Documentation update with missing parameter info

yusuferentunc · yusuferentunc · commit 8589a62f4bff · 2025-06-18T19:12:49.000+02:00
diff --git a/docs/source/how-to-run.rst b/docs/source/how-to-run.rst
@@ -1,15 +1,15 @@
 How to Run DomHMM
 =================
 
-This section is about how to use DomHMM and how to elaborate on results.
+This section explains how to configure and run DomHMM with several different options.
 
 .. note::
-    In project's ``/example`` directory, you can find real life usage of DomHMM.
+    In the project's ``/example`` directory, you can find real-life examples of DomHMM.
 
 Running DomHMM
 --------------
 
-DomHMM's main class is ``PropertyCalculation``. In a basic example it is initialized as
+DomHMM's main class is ``PropertyCalculation``. In a basic example, it is initialized as
 
 .. code-block::
 
@@ -34,29 +34,29 @@ Main Parameters
 
 Let's dive into each parameter's details.
 
-* In initialization process, ``universe_or_atomgroup`` parameter stands for MDAnalysis universe. It contains your simulation's trajectory and tpr file. It can be created as
+* In initialization process, ``universe_or_atomgroup`` parameter stands for MDAnalysis universe. It contains your simulation's trajectory and topology file. It can be created as
 
 .. code-block::
 
     path2xtc = "YOUR_XTC_FILE.xtc"
     path2tpr = "YOUR_TPR_FILE.tpr"
     universe = mda.Universe(path2tpr, path2xtc)
 
-* ``leaflet_kwargs`` parameter stands for MDAnalysis ``LeafletFinder`` function's arguments. It is used to determine each leaflets residues. ``leaflet_kwargs`` requires head groups of lipids but not sterols.

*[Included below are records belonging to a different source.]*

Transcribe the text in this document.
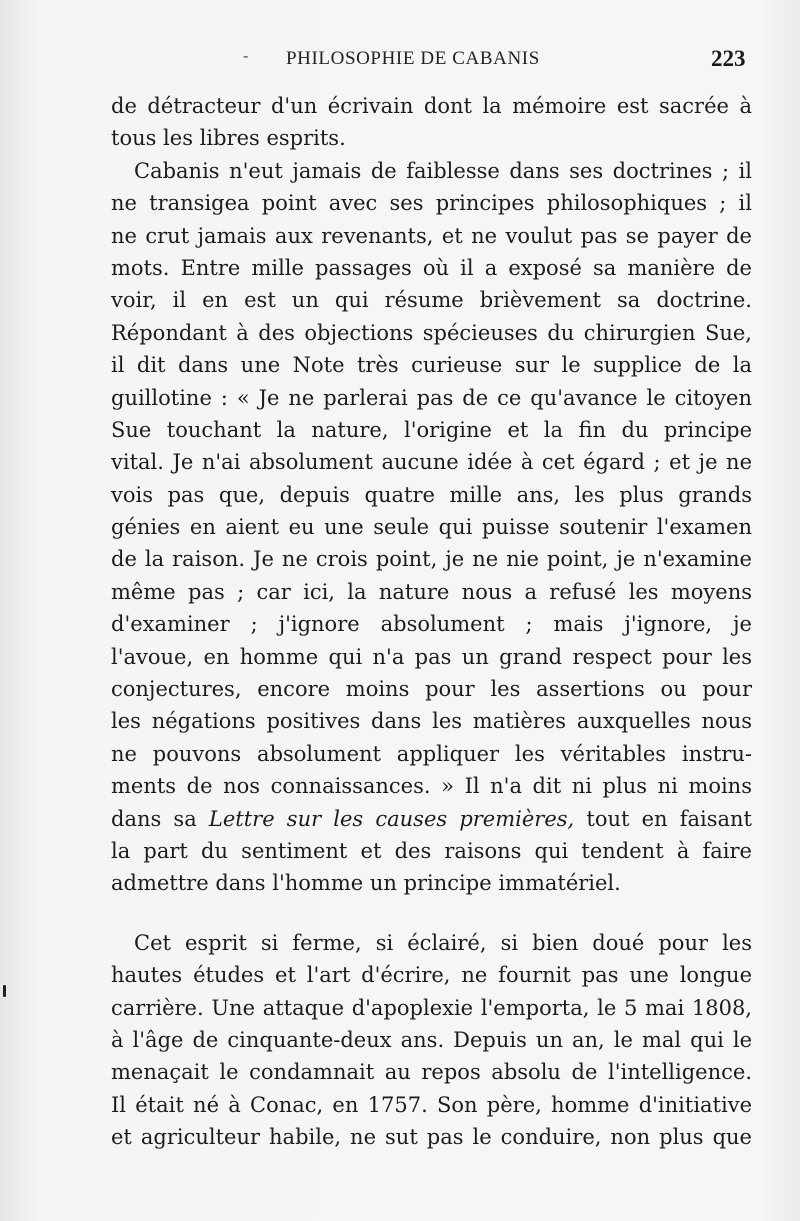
- PHILOSOPHIE DE CABANIS	223
de détracteur d'un écrivain dont la mémoire est sacrée à
tous les libres esprits.
Cabanis n'eut jamais de faiblesse dans ses doctrines ; il
ne transigea point avec ses principes philosophiques ; il
ne crut jamais aux revenants, et ne voulut pas se payer de
mots. Entre mille passages où il a exposé sa manière de
voir, il en est un qui résume brièvement sa doctrine.
Répondant à des objections spécieuses du chirurgien Sue,
il dit dans une Note très curieuse sur le supplice de la
guillotine : « Je ne parlerai pas de ce qu'avance le citoyen
Sue touchant la nature, l'origine et la fin du principe
vital. Je n'ai absolument aucune idée à cet égard ; et je ne
vois pas que, depuis quatre mille ans, les plus grands
génies en aient eu une seule qui puisse soutenir l'examen
de la raison. Je ne crois point, je ne nie point, je n'examine
même pas ; car ici, la nature nous a refusé les moyens
d'examiner ; j'ignore absolument ; mais j'ignore, je
l'avoue, en homme qui n'a pas un grand respect pour les
conjectures, encore moins pour les assertions ou pour
les négations positives dans les matières auxquelles nous
ne pouvons absolument appliquer les véritables instru-
ments de nos connaissances. » Il n'a dit ni plus ni moins
dans sa Lettre sur les causes premières, tout en faisant
la part du sentiment et des raisons qui tendent à faire
admettre dans l'homme un principe immatériel.
Cet esprit si ferme, si éclairé, si bien doué pour les
hautes études et l'art d'écrire, ne fournit pas une longue
carrière. Une attaque d'apoplexie l'emporta, le 5 mai 1808,
à l'âge de cinquante-deux ans. Depuis un an, le mal qui le
menaçait le condamnait au repos absolu de l'intelligence.
Il était né à Conac, en 1757. Son père, homme d'initiative
et agriculteur habile, ne sut pas le conduire, non plus que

+* ``leaflet_kwargs`` parameter stands for MDAnalysis ``LeafletFinder`` function's arguments. It is used to determine each leaflet's lipids. ``leaflet_kwargs`` requires head groups of lipids but not sterols.
 
 .. code-block::
 
     # An example where all lipids head group is PO4
     leaflet_kwargs={"select": "name PO4", "pbc": True}
 
-* ``membrane_select`` argument is for atom group selection of universe. It is useful for simulations that are contain non-membrane residues/molecules inside. If universe contains only membrane elements parameter can be leave in default option which is ``all``
+* ``membrane_select`` argument is for atom group selection of universe. It is useful for simulations that contain non-membrane residues/molecules inside. If the universe contains only membrane elements, the parameter can be left in the default option which is ``all``
 
 .. code-block::
 
     # An example where simulation contains DPPC and DIPC lipids, and CHOL sterol
     membrane_select = "resname DPPC DIPC CHOL"
 
-* ``leaflet_select`` argument is selection options for lipids which can be list of atom groups, list of string queries or automatically finding via LeafletFinder.
+* ``leaflet_select`` argument is a selection option for lipids which can be a list of atom groups, a list of string queries, or automatic via LeafletFinder.
 
 .. code-block::
 
@@ -69,31 +69,31 @@ Let's dive into each parameter's details.
     # Leave leaflet detection to DomHMM via LeafletFinder
     leaflet_select = "auto"
 
-* ``heads`` parameter requires lipids head groups. For atomistic simulations, head molecules' center atom can be entered.
+* ``heads`` parameter requires lipids head groups. For atomistic simulations, the head molecules' center atom can be entered.
 
 .. code-block::
 
     heads = {"DPPC": "PO4", "DIPC": "PO4"}
 
-* ``sterol_heads`` parameter requires sterol head groups. For atomistic simulations, head molecules' center atom can be entered.
+* ``sterol_heads`` parameter requires sterol head groups. For atomistic simulations, the head molecules' center atom can be entered.
 
 .. code-block::
 
-    # Martini Cholestrol example
+    # Martini Cholesterol example
     sterol_heads = {"CHOL": "ROH"}
-    # Atomistic Cholestrol example
+    # Atomistic Cholesterol example
     sterol_heads = {"CHL1": "O3"}
 
-* ``sterol_tails`` parameter requires sterol tail groups. It should be considered that each tail should be entered in same order for each lipids.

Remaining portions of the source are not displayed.